Frank and Joan Randall of Newport Beach have donated $50 million to the Nature Conservancy for the creation of its largest nature preserve in California, a beautiful 72,000-acre area in the Southern Sierra Nevada and Tehachapi Mountains.
According to the Nature Conservancy, the preserve is just over 100 miles north of downtown Los Angeles and will serve to protect a crucial wildlife corridor and biodiversity hotspot. As accelerating climate change continues to increase habitat loss and fragmentation, the Frank and Joan Randall Preserve ensures a critical linkage between Northern and Southern California that will allow rare, threatened, and endangered species to move and adapt to a changing environment.
The Randall Preserve covers a sweeping range of land securing connection from the Sequoia National Forest to conserved lands on the Tejon Ranch, allowing movement from the Southern Sierra Nevada down to Castaic, to the Transverse Ranges that run east to west, down to the Peninsular ranges, providing flow across a broad range of elevations.
The Nature Conservancy notes that this area is also one of the most significant in North America because by connecting Northern and Southern California it helps complete an intact network of open space lands from Canada to Mexico. Its unique topography, and its location at the convergence of four diverse ecoregions (Sierra Nevada, Mojave Desert, the Central Valley, and South Coast) only add to its significance in protecting biodiversity in the western US.
The protection of this immense area ensures that 28 sensitive species across California have the best chance of survival.
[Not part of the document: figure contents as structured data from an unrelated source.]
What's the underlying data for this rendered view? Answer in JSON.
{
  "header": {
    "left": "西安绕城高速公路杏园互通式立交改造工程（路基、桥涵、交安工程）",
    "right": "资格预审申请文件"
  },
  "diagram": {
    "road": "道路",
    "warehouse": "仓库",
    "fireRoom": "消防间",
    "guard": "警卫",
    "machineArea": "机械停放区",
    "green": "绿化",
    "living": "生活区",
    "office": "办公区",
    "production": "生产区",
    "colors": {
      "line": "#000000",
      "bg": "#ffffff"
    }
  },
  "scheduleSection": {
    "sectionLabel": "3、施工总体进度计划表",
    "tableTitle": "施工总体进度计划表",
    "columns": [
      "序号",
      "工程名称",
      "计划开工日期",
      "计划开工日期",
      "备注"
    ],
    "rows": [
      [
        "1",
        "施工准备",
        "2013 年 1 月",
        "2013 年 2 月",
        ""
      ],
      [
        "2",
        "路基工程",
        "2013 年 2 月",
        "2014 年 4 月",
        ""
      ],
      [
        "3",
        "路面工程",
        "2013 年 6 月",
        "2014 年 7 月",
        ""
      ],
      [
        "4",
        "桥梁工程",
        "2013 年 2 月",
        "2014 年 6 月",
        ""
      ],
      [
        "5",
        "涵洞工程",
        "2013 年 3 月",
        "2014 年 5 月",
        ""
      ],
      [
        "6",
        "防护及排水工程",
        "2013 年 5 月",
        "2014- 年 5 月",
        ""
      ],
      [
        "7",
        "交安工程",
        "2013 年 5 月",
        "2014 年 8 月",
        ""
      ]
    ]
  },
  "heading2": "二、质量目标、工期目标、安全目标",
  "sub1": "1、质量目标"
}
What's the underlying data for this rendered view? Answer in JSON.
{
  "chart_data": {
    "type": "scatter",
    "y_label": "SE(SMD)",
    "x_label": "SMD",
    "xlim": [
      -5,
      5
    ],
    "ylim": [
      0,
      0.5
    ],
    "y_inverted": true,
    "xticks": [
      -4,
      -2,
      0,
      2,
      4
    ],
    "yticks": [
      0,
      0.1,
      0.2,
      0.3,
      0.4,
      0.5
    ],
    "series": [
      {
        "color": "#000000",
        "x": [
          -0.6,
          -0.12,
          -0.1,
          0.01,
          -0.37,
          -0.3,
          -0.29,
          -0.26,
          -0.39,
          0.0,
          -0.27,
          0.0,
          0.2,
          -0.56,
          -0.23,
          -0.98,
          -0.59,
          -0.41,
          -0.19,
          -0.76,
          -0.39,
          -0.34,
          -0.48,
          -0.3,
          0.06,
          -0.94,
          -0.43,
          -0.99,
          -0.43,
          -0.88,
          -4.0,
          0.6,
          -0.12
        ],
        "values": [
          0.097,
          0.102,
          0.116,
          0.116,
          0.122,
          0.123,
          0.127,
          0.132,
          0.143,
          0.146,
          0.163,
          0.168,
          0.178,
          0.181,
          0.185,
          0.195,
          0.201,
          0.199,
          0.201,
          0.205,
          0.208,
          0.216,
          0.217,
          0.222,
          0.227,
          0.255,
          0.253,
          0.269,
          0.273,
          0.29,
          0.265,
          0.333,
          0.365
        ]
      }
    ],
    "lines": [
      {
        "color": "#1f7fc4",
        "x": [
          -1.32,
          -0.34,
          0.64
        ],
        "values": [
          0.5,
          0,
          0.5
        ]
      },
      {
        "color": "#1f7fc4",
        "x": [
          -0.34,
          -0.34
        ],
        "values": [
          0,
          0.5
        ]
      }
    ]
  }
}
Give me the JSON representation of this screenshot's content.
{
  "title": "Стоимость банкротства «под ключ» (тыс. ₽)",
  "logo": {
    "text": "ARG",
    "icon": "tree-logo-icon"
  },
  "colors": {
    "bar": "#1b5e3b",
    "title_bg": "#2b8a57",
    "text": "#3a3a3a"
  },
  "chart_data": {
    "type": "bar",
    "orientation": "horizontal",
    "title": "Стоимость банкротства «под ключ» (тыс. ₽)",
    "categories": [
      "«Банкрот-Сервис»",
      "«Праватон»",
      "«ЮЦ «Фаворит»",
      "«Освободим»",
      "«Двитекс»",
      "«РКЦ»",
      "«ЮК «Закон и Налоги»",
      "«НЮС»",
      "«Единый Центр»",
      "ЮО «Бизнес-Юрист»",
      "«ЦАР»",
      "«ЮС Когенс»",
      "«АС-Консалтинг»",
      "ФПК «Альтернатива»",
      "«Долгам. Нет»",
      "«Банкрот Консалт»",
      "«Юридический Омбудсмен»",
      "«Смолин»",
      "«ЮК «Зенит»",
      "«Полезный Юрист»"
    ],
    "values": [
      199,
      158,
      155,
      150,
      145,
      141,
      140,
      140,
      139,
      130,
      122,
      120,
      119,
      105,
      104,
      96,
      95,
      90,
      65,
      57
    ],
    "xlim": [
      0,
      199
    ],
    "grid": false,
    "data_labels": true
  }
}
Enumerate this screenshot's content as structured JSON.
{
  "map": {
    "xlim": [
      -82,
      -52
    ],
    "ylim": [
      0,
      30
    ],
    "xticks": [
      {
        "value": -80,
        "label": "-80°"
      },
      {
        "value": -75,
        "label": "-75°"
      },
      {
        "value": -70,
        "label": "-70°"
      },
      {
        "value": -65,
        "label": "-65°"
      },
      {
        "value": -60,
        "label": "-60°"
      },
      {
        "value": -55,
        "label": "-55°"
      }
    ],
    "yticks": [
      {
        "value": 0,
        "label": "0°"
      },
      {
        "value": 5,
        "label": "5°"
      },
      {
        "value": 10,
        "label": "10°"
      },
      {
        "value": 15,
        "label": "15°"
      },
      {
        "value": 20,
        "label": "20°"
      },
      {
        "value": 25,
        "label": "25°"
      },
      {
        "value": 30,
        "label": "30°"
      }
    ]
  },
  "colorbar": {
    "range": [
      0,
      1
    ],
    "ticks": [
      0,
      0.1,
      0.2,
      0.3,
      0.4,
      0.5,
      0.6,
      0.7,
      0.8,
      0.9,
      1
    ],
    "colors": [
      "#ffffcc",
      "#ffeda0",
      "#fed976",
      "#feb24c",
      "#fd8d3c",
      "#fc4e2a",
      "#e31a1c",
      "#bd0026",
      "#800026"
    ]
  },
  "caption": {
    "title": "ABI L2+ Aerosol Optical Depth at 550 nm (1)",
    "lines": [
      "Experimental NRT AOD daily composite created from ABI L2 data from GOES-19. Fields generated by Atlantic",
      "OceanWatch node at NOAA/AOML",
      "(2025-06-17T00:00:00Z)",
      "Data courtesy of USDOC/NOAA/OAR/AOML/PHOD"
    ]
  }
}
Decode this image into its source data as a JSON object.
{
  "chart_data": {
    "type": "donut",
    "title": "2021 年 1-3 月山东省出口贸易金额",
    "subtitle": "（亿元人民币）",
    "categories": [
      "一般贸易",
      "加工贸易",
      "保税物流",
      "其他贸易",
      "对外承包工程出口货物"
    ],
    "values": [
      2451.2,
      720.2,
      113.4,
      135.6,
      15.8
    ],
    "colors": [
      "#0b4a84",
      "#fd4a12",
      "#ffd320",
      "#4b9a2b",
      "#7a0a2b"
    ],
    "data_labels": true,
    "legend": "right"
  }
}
“What is striking about the Randall Preserve and this area of the Tehachapis is not only its rugged beauty, but also its unique topography. It goes from these very high elevations where you can see snow, all the way down to the Mojave desert and the Central Valley, and everything in between,” said Mike Sweeney, Executive Director of The Nature Conservancy in California. “This preserve will also ensure a much-needed corridor for wildlife, like endangered mountain lions to the south, so they can mix and move, migrate and adapt.”
“Preserving open space has long been a passion of ours,” said Frank Randall. “Once it’s gone, it’s gone. This area was under threat, but together with The Nature Conservancy, we’re doing everything we can to make sure this beautiful and ecologically diverse part of our state can stand the test of time for generations to come.”
According to information on the Nature Conservancy website, Frank and Joan connected over a love of adventure and, after they were married, they went on to travel extensively, finding natural wonders from Antarctica to Tahiti. But as time went on, what they saw was troubling. “In my lifetime I have witnessed massive changes in the state of nature,” Frank said, “and time is not on our side.”
Throughout his career in commercial real estate development, Frank recognized the importance of preserving open space. He specialized in redeveloping malls and other retail centers in already urbanized areas in and around Los Angeles. “The preservation of open space has long been a passion of mine,” he explained. “Buildings can be removed, but land is never the same once it’s built on. Once open space is lost, it’s really lost for good.”
With this understanding, Frank and Joan dedicated themselves to conserving natural lands and, in 2021, they championed the protection of what is now TNC’s largest California preserve. The Frank and Joan Randall Preserve at the Tehachapi Mountains, which covers over 70,000 acres (the size of five Manhattans).
“Nature is resilient,” Frank said, “and by protecting critical areas like this one, we can give it the chance to adapt to change. But we’re also giving ourselves a chance at a better future.”
In addition to the Randalls’ generosity and commitment to conservation, the creation of the preserve was also funded by public and private donors, including the Wildlife Conservation Board, The Department of The Navy, CalTrans, Resources Legacy Fund, Sierra Nevada Conservancy, and the National Fish and Wildlife Foundation, as well as other generous donors.